Roberto Rodrigues de Menezes.

Roberto Rodrigues de Menezes



quarta-feira, 1 de maio de 2013

ADUBO PORTUGUÊS..



O ano é 1934. Dom Tancredo, o Lavrador, Presidente da Junta Corporativa dos Sindicatos Reunidos do Alentejo, região de Portugal, faz petição ao Ministro da Agricultura, pedindo adubo. Não aquele adubo químico ou inventado que se usa hoje, mas adubo mesmo, feito de excrementos de animais, para fertilizar as terras fracas da província. Governava Portugal o ditador Oliveira Salasar, que dirigiu os destinos da lusitana nação de 1932 a 1968. O texto, porém, mostra que o ditador não era tão ditador assim, pois se o fosse, a carta não seria escrita com tanta ênfase e folga. Imaginem a Yoani Sanchez se dirigindo a Fidel nesses termos. Iria no mínimo para o paredon. Não foi o que aconteceu com Dom Tancredo. O interessante da petição é que ela foi feita em verso. E Dom Tancredo tinha, na verdade, bom conhecimento da métrica e da rima. Vejamos;

Ao Excelentíssimo Senhor Ministro da Agricultura.
PETIÇÃO:

Senhor, em vão esta província inteira
desmoita, lavra, atalha a sementeira,
suando até a fralda da camisa.

Falta a matéria orgânica precisa
na terra, que é delgada e sempre fraca.
A matéria em questão chama-se cáca.

Precisamos de merda, Senhor Soisa,
e nunca precisamos de outra coisa.

Se os membros desse ilustre Ministério
querem tomar o nosso caso a sério,
se é nobre o sentimento que os anima,
mandem cagar-nos toda gente em cima
dos maninhos torrões de cada herdade.
E mijem-nos também, por caridade.

O Senhor Oliveira Salasar,
quando tiver vontade de cagar,
venha até nós, solícito, calado,
busque um terreno que estiver lavrado,
e como Presidente do Conselho,
queira espremer-se até ficar vermelho.

A nação confiou-lhe os seus destinos;
então comprima, aperte os intestinos.
Se lhe escapar um traque , não se importe.
Quem sabe, se o cheirá-lo, nos dá sorte.

Quantos porão as suas esperanças
num traque do Ministro das Finanças?
E quem viver afeito, sem recursos,
já não distingue os traques dos discursos.

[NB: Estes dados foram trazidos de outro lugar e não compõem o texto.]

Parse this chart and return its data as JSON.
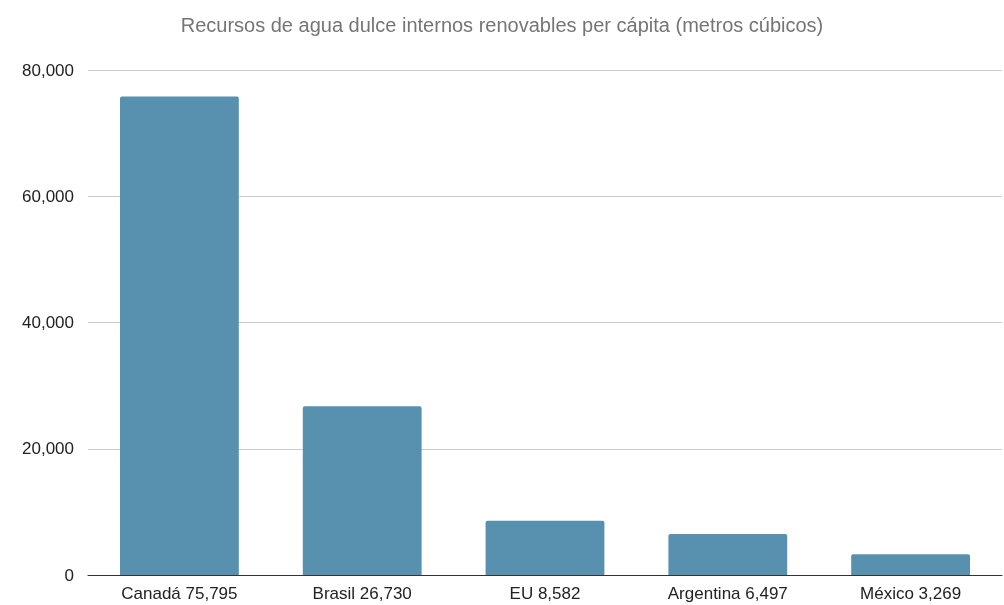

Não precisa falar, tenha certeza 
que a nossa maior fonte de riqueza,
desde as grandes herdades às courelas,
provém da merda que juntarmos nelas.

Precisamos de merda, Senhor Soisa,
e nunca precisamos de outra coisa.

Adubos de potassa, cal, azote°...
Tragam-nos merda pura de bispote.
E todos os penicos portugueses,
durante, pelo menos, uns seis meses,
sobre o montado, sobre a terra campa,
continuamente nos despejem a trampa.

Terras alentejanas, terras nuas,
desespero de arados e charruas.
Quem as compra ou arrenda, ou quem as herda,
sente a paixão nostálgica da merda.

Precisamos de adubo, Senhor Soisa,
e nunca precisamos de outra coisa.

Ah, merda grossa e fina, merda boa,
das inúteis retretas de Lisboa.
Como é triste saber que todos vós
andais cagando sem pensar em nós!

Se querem fomentar a agricultura,
mandem vir muita gente com soltura.
Nós daremos o trigo em larga escala,
pois até nos faz conta a merda rala.

Venham todas as merdas, à vontade,
não faremos questão da qualidade.
Formas normais ou formas esquisitas.
E desde o cagalhão às caganitas.
Desde a pequena pôia à grande bosta,
de tudo que vier a gente gosta.

Precisamos de merda, Senhor Soisa,
e nunca precisamos de outra coisa.

Évora, 18 de Fevereiro de 1934.
Pela Junta Corporativa dos Sindicatos Reunidos do Norte, Centro e Sul do Alentejo.
O Presidente,
Dom Tancredo, o Lavrador.

(Este documento, escrito à mão com caligrafia quase perfeita e bela, encontra-se no museu do Alentejo, com a ortografia daquela época. Passei-a para o vernáculo atual, para comodidade de meus seletos leitores).